By Rich Lowry
Wednesday, February 21, 2018
If only Joe McCarthy had lived to see this moment, when
it is suddenly in vogue to attribute large-scale events in American politics to
the hand of Russia and to inveigh against domestic subversion.
Robert Mueller released an indictment of 13 Russians for
crimes related to their social-media campaign to meddle in our internal affairs
in the run-up to and aftermath of the 2016 election.
Mueller obviously isn’t a McCarthyite, and can’t be held
responsible for the hysteria — and hopeful expectations of an impeachment-level
event — that has built up around his work. His indictment is, as far as anyone
can tell, rigorously factual. That’s probably the point of it — to create a
record of an episode that we should want to know as much about as possible and
prevent from ever happening again.
The Russia campaign was a shockingly cynical violation of
our sovereignty. President Donald Trump would do himself and the country a
favor by frankly denouncing it. But the scale of the operation shouldn’t be
exaggerated. In the context of a hugely expensive, obsessively covered,
impossibly dramatic presidential election, the Russian contribution on social media
was piddling and often laughable.
The Russians wanted to boost Trump, but as a Facebook
executive noted, most of their spending on Facebook ads came after the
election. The larger goal was to sow discord, yet we had already primed
ourselves for plenty of that.
Does anyone believe, absent Russian trolls on Twitter and
Facebook, that we were headed to a placid election season involving an
incendiary, mediagenic former reality-TV star bent on blowing up the political
establishment and a longtime pol who had stoked the enmity of Republicans for
30 years and was under FBI investigation?
If you read the Mueller indictment, you might think the
Russians were everywhere, not only advertising on Facebook (“Trump is our only
hope for a better future”; “Ohio Wants Hillary 4 Prison”) but organizing
rallies around the country. But it’s not clear these rallies even came off.
The New York Post
couldn’t find any evidence of planned pro-Trump and anti-Hillary rallies in New
York — not exactly a swing state — in June and July of 2016. Pictures and
videos that appear to be from Russian-initiated pro-Trump “flash mobs” in
Florida show a handful of people in various cities. This at a time when Trump
was routinely holding rallies with thousands of people that garnered lavish
media coverage.
The biggest Russian rally success appears to have been an
anti-Trump event in New York after the election; it drew 10,000 people. This
hardly means that the #resistance was corrupted by Russian influence. Without
Kremlin involvement, half a million women marched against Trump in Washington,
D.C., and more than 3 million around the country.

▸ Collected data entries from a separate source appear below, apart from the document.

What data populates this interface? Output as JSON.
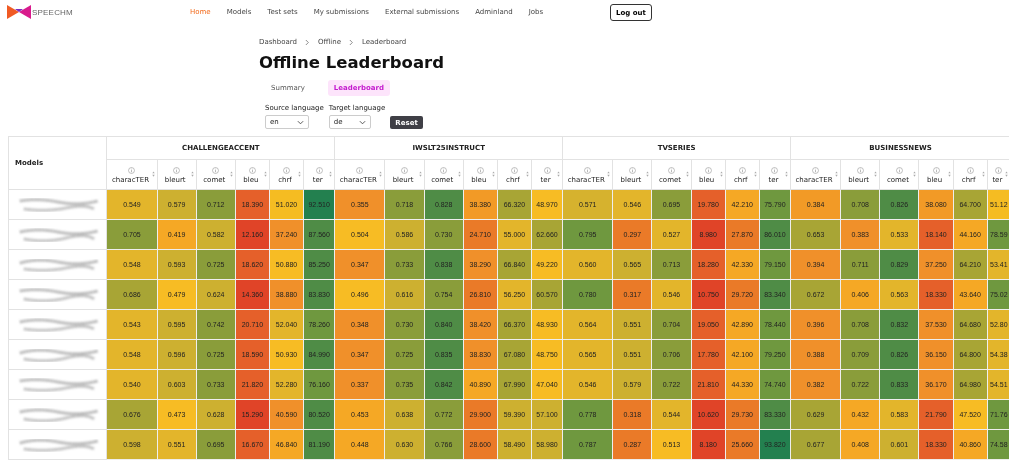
{
  "brand": "SPEECHM",
  "nav": [
    {
      "label": "Home",
      "selected": true
    },
    {
      "label": "Models",
      "selected": false
    },
    {
      "label": "Test sets",
      "selected": false
    },
    {
      "label": "My submissions",
      "selected": false
    },
    {
      "label": "External submissions",
      "selected": false
    },
    {
      "label": "Adminland",
      "selected": false
    },
    {
      "label": "Jobs",
      "selected": false
    }
  ],
  "logout": "Log out",
  "breadcrumb": [
    "Dashboard",
    "Offline",
    "Leaderboard"
  ],
  "title": "Offline Leaderboard",
  "tabs": [
    {
      "label": "Summary",
      "selected": false
    },
    {
      "label": "Leaderboard",
      "selected": true
    }
  ],
  "filters": [
    {
      "label": "Source language",
      "value": "en"
    },
    {
      "label": "Target language",
      "value": "de"
    }
  ],
  "reset": "Reset",
  "table": {
    "models_header": "Models",
    "groups": [
      {
        "name": "CHALLENGEACCENT",
        "metrics": [
          "characTER",
          "bleurt",
          "comet",
          "bleu",
          "chrf",
          "ter"
        ]
      },
      {
        "name": "IWSLT25INSTRUCT",
        "metrics": [
          "characTER",
          "bleurt",
          "comet",
          "bleu",
          "chrf",
          "ter"
        ]
      },
      {
        "name": "TVSERIES",
        "metrics": [
          "characTER",
          "bleurt",
          "comet",
          "bleu",
          "chrf",
          "ter"
        ]
      },
      {
        "name": "BUSINESSNEWS",
        "metrics": [
          "characTER",
          "bleurt",
          "comet",
          "bleu",
          "chrf",
          "ter"
        ]
      }
    ],
    "rows": [
      {
        "cells": [
          {
            "value": "0.549",
            "color": "#e3b52b"
          },
          {
            "value": "0.579",
            "color": "#cdb030"
          },
          {
            "value": "0.712",
            "color": "#8a9d3a"
          },
          {
            "value": "18.390",
            "color": "#e5602a"
          },
          {
            "value": "51.020",
            "color": "#f5bc22"
          },
          {
            "value": "92.510",
            "color": "#23804f"
          },
          {
            "value": "0.355",
            "color": "#f0902a"
          },
          {
            "value": "0.718",
            "color": "#8a9d3a"
          },
          {
            "value": "0.828",
            "color": "#4f8c46"
          },
          {
            "value": "38.380",
            "color": "#f29a26"
          },
          {
            "value": "66.320",
            "color": "#a8a535"
          },
          {
            "value": "48.970",
            "color": "#f7bc24"
          },
          {
            "value": "0.571",
            "color": "#d6b22e"
          },
          {
            "value": "0.546",
            "color": "#e3b52b"
          },
          {
            "value": "0.695",
            "color": "#8a9d3a"
          },
          {
            "value": "19.780",
            "color": "#e5602a"
          },
          {
            "value": "42.210",
            "color": "#f5a825"
          },
          {
            "value": "75.790",
            "color": "#6f983f"
          },
          {
            "value": "0.384",
            "color": "#f29a26"
          },
          {
            "value": "0.708",
            "color": "#8a9d3a"
          },
          {
            "value": "0.826",
            "color": "#4f8c46"
          },
          {
            "value": "38.080",
            "color": "#f29a26"
          },
          {
            "value": "64.700",
            "color": "#a8a535"
          },
          {
            "value": "51.12",
            "color": "#f5bc22"
          }
        ]
      },
      {
        "cells": [
          {
            "value": "0.705",
            "color": "#8a9d3a"
          },
          {
            "value": "0.419",
            "color": "#f5a825"
          },
          {
            "value": "0.582",
            "color": "#cdb030"
          },
          {
            "value": "12.160",
            "color": "#e04428"
          },
          {
            "value": "37.240",
            "color": "#f0902a"
          },
          {
            "value": "87.560",
            "color": "#4f8c46"
          },
          {
            "value": "0.504",
            "color": "#f7bc24"
          },
          {
            "value": "0.586",
            "color": "#cdb030"
          },
          {
            "value": "0.730",
            "color": "#8a9d3a"
          },
          {
            "value": "24.710",
            "color": "#ea7a28"
          },
          {
            "value": "55.000",
            "color": "#e3b52b"
          },
          {
            "value": "62.660",
            "color": "#a8a535"
          },
          {
            "value": "0.795",
            "color": "#6f983f"
          },
          {
            "value": "0.297",
            "color": "#ea7a28"
          },
          {
            "value": "0.527",
            "color": "#e3b52b"
          },
          {
            "value": "8.980",
            "color": "#e04428"
          },
          {
            "value": "27.870",
            "color": "#ea7a28"
          },
          {
            "value": "86.010",
            "color": "#4f8c46"
          },
          {
            "value": "0.653",
            "color": "#a8a535"
          },
          {
            "value": "0.383",
            "color": "#f0902a"
          },
          {
            "value": "0.533",
            "color": "#e3b52b"
          },
          {
            "value": "18.140",
            "color": "#e5602a"
          },
          {
            "value": "44.160",
            "color": "#f5a825"
          },
          {
            "value": "78.59",
            "color": "#6f983f"
          }
        ]
      },
      {
        "cells": [
          {
            "value": "0.548",
            "color": "#e3b52b"
          },
          {
            "value": "0.593",
            "color": "#cdb030"
          },
          {
            "value": "0.725",
            "color": "#8a9d3a"
          },
          {
            "value": "18.620",
            "color": "#e5602a"
          },
          {
            "value": "50.880",
            "color": "#f7bc24"
          },
          {
            "value": "85.250",
            "color": "#4f8c46"
          },
          {
            "value": "0.347",
            "color": "#f0902a"
          },
          {
            "value": "0.733",
            "color": "#8a9d3a"
          },
          {
            "value": "0.838",
            "color": "#4f8c46"
          },
          {
            "value": "38.290",
            "color": "#f0902a"
          },
          {
            "value": "66.840",
            "color": "#a8a535"
          },
          {
            "value": "49.220",
            "color": "#f7bc24"
          },
          {
            "value": "0.560",
            "color": "#e3b52b"
          },
          {
            "value": "0.565",
            "color": "#cdb030"
          },
          {
            "value": "0.713",
            "color": "#8a9d3a"
          },
          {
            "value": "18.280",
            "color": "#e5602a"
          },
          {
            "value": "42.330",
            "color": "#f5a825"
          },
          {
            "value": "79.150",
            "color": "#6f983f"
          },
          {
            "value": "0.394",
            "color": "#f0902a"
          },
          {
            "value": "0.711",
            "color": "#8a9d3a"
          },
          {
            "value": "0.829",
            "color": "#4f8c46"
          },
          {
            "value": "37.250",
            "color": "#f0902a"
          },
          {
            "value": "64.210",
            "color": "#a8a535"
          },
          {
            "value": "53.41",
            "color": "#e3b52b"
          }
        ]
      },
      {
        "cells": [
          {
            "value": "0.686",
            "color": "#a8a535"
          },
          {
            "value": "0.479",
            "color": "#f7bc24"
          },
          {
            "value": "0.624",
            "color": "#cdb030"
          },
          {
            "value": "14.360",
            "color": "#e04428"
          },
          {
            "value": "38.880",
            "color": "#f0902a"
          },
          {
            "value": "83.830",
            "color": "#4f8c46"
          },
          {
            "value": "0.496",
            "color": "#f7bc24"
          },
          {
            "value": "0.616",
            "color": "#cdb030"
          },
          {
            "value": "0.754",
            "color": "#8a9d3a"
          },
          {
            "value": "26.810",
            "color": "#ea7a28"
          },
          {
            "value": "56.250",
            "color": "#e3b52b"
          },
          {
            "value": "60.570",
            "color": "#a8a535"
          },
          {
            "value": "0.780",
            "color": "#6f983f"
          },
          {
            "value": "0.317",
            "color": "#ea7a28"
          },
          {
            "value": "0.546",
            "color": "#e3b52b"
          },
          {
            "value": "10.750",
            "color": "#e04428"
          },
          {
            "value": "29.720",
            "color": "#ea7a28"
          },
          {
            "value": "83.340",
            "color": "#4f8c46"
          },
          {
            "value": "0.672",
            "color": "#a8a535"
          },
          {
            "value": "0.406",
            "color": "#f5a825"
          },
          {
            "value": "0.563",
            "color": "#e3b52b"
          },
          {
            "value": "18.330",
            "color": "#e5602a"
          },
          {
            "value": "43.640",
            "color": "#f5a825"
          },
          {
            "value": "75.02",
            "color": "#6f983f"
          }
        ]
      },
      {
        "cells": [
          {
            "value": "0.543",
            "color": "#e3b52b"
          },
          {
            "value": "0.595",
            "color": "#cdb030"
          },
          {
            "value": "0.742",
            "color": "#8a9d3a"
          },
          {
            "value": "20.710",
            "color": "#e5602a"
          },
          {
            "value": "52.040",
            "color": "#e3b52b"
          },
          {
            "value": "78.260",
            "color": "#6f983f"
          },
          {
            "value": "0.348",
            "color": "#f0902a"
          },
          {
            "value": "0.730",
            "color": "#8a9d3a"
          },
          {
            "value": "0.840",
            "color": "#4f8c46"
          },
          {
            "value": "38.420",
            "color": "#f0902a"
          },
          {
            "value": "66.370",
            "color": "#a8a535"
          },
          {
            "value": "48.930",
            "color": "#f7bc24"
          },
          {
            "value": "0.564",
            "color": "#e3b52b"
          },
          {
            "value": "0.551",
            "color": "#cdb030"
          },
          {
            "value": "0.704",
            "color": "#8a9d3a"
          },
          {
            "value": "19.050",
            "color": "#e5602a"
          },
          {
            "value": "42.890",
            "color": "#f5a825"
          },
          {
            "value": "78.440",
            "color": "#6f983f"
          },
          {
            "value": "0.396",
            "color": "#f0902a"
          },
          {
            "value": "0.708",
            "color": "#8a9d3a"
          },
          {
            "value": "0.832",
            "color": "#4f8c46"
          },
          {
            "value": "37.530",
            "color": "#f0902a"
          },
          {
            "value": "64.680",
            "color": "#a8a535"
          },
          {
            "value": "52.80",
            "color": "#e3b52b"
          }
        ]
      },
      {
        "cells": [
          {
            "value": "0.548",
            "color": "#e3b52b"
          },
          {
            "value": "0.596",
            "color": "#cdb030"
          },
          {
            "value": "0.725",
            "color": "#8a9d3a"
          },
          {
            "value": "18.590",
            "color": "#e5602a"
          },
          {
            "value": "50.930",
            "color": "#f7bc24"
          },
          {
            "value": "84.990",
            "color": "#4f8c46"
          },
          {
            "value": "0.347",
            "color": "#f0902a"
          },
          {
            "value": "0.725",
            "color": "#8a9d3a"
          },
          {
            "value": "0.835",
            "color": "#4f8c46"
          },
          {
            "value": "38.830",
            "color": "#f0902a"
          },
          {
            "value": "67.080",
            "color": "#a8a535"
          },
          {
            "value": "48.750",
            "color": "#f7bc24"
          },
          {
            "value": "0.565",
            "color": "#e3b52b"
          },
          {
            "value": "0.551",
            "color": "#cdb030"
          },
          {
            "value": "0.706",
            "color": "#8a9d3a"
          },
          {
            "value": "17.780",
            "color": "#e5602a"
          },
          {
            "value": "42.100",
            "color": "#f5a825"
          },
          {
            "value": "79.250",
            "color": "#6f983f"
          },
          {
            "value": "0.388",
            "color": "#f0902a"
          },
          {
            "value": "0.709",
            "color": "#8a9d3a"
          },
          {
            "value": "0.826",
            "color": "#4f8c46"
          },
          {
            "value": "36.150",
            "color": "#f0902a"
          },
          {
            "value": "64.800",
            "color": "#a8a535"
          },
          {
            "value": "54.38",
            "color": "#e3b52b"
          }
        ]
      },
      {
        "cells": [
          {
            "value": "0.540",
            "color": "#e3b52b"
          },
          {
            "value": "0.603",
            "color": "#cdb030"
          },
          {
            "value": "0.733",
            "color": "#8a9d3a"
          },
          {
            "value": "21.820",
            "color": "#e5602a"
          },
          {
            "value": "52.280",
            "color": "#e3b52b"
          },
          {
            "value": "76.160",
            "color": "#6f983f"
          },
          {
            "value": "0.337",
            "color": "#f0902a"
          },
          {
            "value": "0.735",
            "color": "#8a9d3a"
          },
          {
            "value": "0.842",
            "color": "#4f8c46"
          },
          {
            "value": "40.890",
            "color": "#f5a825"
          },
          {
            "value": "67.990",
            "color": "#a8a535"
          },
          {
            "value": "47.040",
            "color": "#f7bc24"
          },
          {
            "value": "0.546",
            "color": "#e3b52b"
          },
          {
            "value": "0.579",
            "color": "#cdb030"
          },
          {
            "value": "0.722",
            "color": "#8a9d3a"
          },
          {
            "value": "21.810",
            "color": "#e5602a"
          },
          {
            "value": "44.330",
            "color": "#f5a825"
          },
          {
            "value": "74.740",
            "color": "#6f983f"
          },
          {
            "value": "0.382",
            "color": "#f0902a"
          },
          {
            "value": "0.722",
            "color": "#8a9d3a"
          },
          {
            "value": "0.833",
            "color": "#4f8c46"
          },
          {
            "value": "36.170",
            "color": "#f0902a"
          },
          {
            "value": "64.980",
            "color": "#a8a535"
          },
          {
            "value": "54.51",
            "color": "#e3b52b"
          }
        ]
      },
      {
        "cells": [
          {
            "value": "0.676",
            "color": "#a8a535"
          },
          {
            "value": "0.473",
            "color": "#f7bc24"
          },
          {
            "value": "0.628",
            "color": "#cdb030"
          },
          {
            "value": "15.290",
            "color": "#e04428"
          },
          {
            "value": "40.590",
            "color": "#f0902a"
          },
          {
            "value": "80.520",
            "color": "#4f8c46"
          },
          {
            "value": "0.453",
            "color": "#f5a825"
          },
          {
            "value": "0.638",
            "color": "#cdb030"
          },
          {
            "value": "0.772",
            "color": "#8a9d3a"
          },
          {
            "value": "29.900",
            "color": "#ea7a28"
          },
          {
            "value": "59.390",
            "color": "#cdb030"
          },
          {
            "value": "57.100",
            "color": "#cdb030"
          },
          {
            "value": "0.778",
            "color": "#6f983f"
          },
          {
            "value": "0.318",
            "color": "#ea7a28"
          },
          {
            "value": "0.544",
            "color": "#e3b52b"
          },
          {
            "value": "10.620",
            "color": "#e04428"
          },
          {
            "value": "29.730",
            "color": "#ea7a28"
          },
          {
            "value": "83.330",
            "color": "#4f8c46"
          },
          {
            "value": "0.629",
            "color": "#a8a535"
          },
          {
            "value": "0.432",
            "color": "#f5a825"
          },
          {
            "value": "0.583",
            "color": "#e3b52b"
          },
          {
            "value": "21.790",
            "color": "#e5602a"
          },
          {
            "value": "47.520",
            "color": "#f7bc24"
          },
          {
            "value": "71.76",
            "color": "#6f983f"
          }
        ]
      },
      {
        "cells": [
          {
            "value": "0.598",
            "color": "#cdb030"
          },
          {
            "value": "0.551",
            "color": "#e3b52b"
          },
          {
            "value": "0.695",
            "color": "#8a9d3a"
          },
          {
            "value": "16.670",
            "color": "#e5602a"
          },
          {
            "value": "46.840",
            "color": "#f5a825"
          },
          {
            "value": "81.190",
            "color": "#4f8c46"
          },
          {
            "value": "0.448",
            "color": "#f5a825"
          },
          {
            "value": "0.630",
            "color": "#cdb030"
          },
          {
            "value": "0.766",
            "color": "#8a9d3a"
          },
          {
            "value": "28.600",
            "color": "#ea7a28"
          },
          {
            "value": "58.490",
            "color": "#cdb030"
          },
          {
            "value": "58.980",
            "color": "#cdb030"
          },
          {
            "value": "0.787",
            "color": "#6f983f"
          },
          {
            "value": "0.287",
            "color": "#ea7a28"
          },
          {
            "value": "0.513",
            "color": "#f7bc24"
          },
          {
            "value": "8.180",
            "color": "#e04428"
          },
          {
            "value": "25.660",
            "color": "#ea7a28"
          },
          {
            "value": "93.820",
            "color": "#23804f"
          },
          {
            "value": "0.677",
            "color": "#a8a535"
          },
          {
            "value": "0.408",
            "color": "#f5a825"
          },
          {
            "value": "0.601",
            "color": "#cdb030"
          },
          {
            "value": "18.330",
            "color": "#e5602a"
          },
          {
            "value": "40.860",
            "color": "#f5a825"
          },
          {
            "value": "74.58",
            "color": "#6f983f"
          }
        ]
      }
    ]
  }
}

The Russians didn’t do anything to us that we weren’t
doing to ourselves, although we were doing it on a much larger, more potent
scale. The Russians are just aping the arguments we are already having with one
another, and the sewerish level of much of the discussion on social media.
The New York Times
ran a report the other day on Russian bots, in the immediate aftermath of the
Parkland school shooting, posting on Twitter about gun control. It’s hard to
believe that this is going to rip apart the American body politic when many
perfectly respectable, red-blooded Americans themselves advocate for gun
control, and often in the immediate aftermath of shootings.
In a better world, Trump would be less defensive about
the Russian investigation, and his opposition would be less obsessively
invested in it (at least until such time that it produces a genuine bombshell).
We should seek to shut down Russian influence as much as possible, without
losing perspective. We aren’t divided because of Russia; we’re divided because
we have genuine, deeply held differences. The fault, to the extent there is
one, isn’t with the bots, but with ourselves.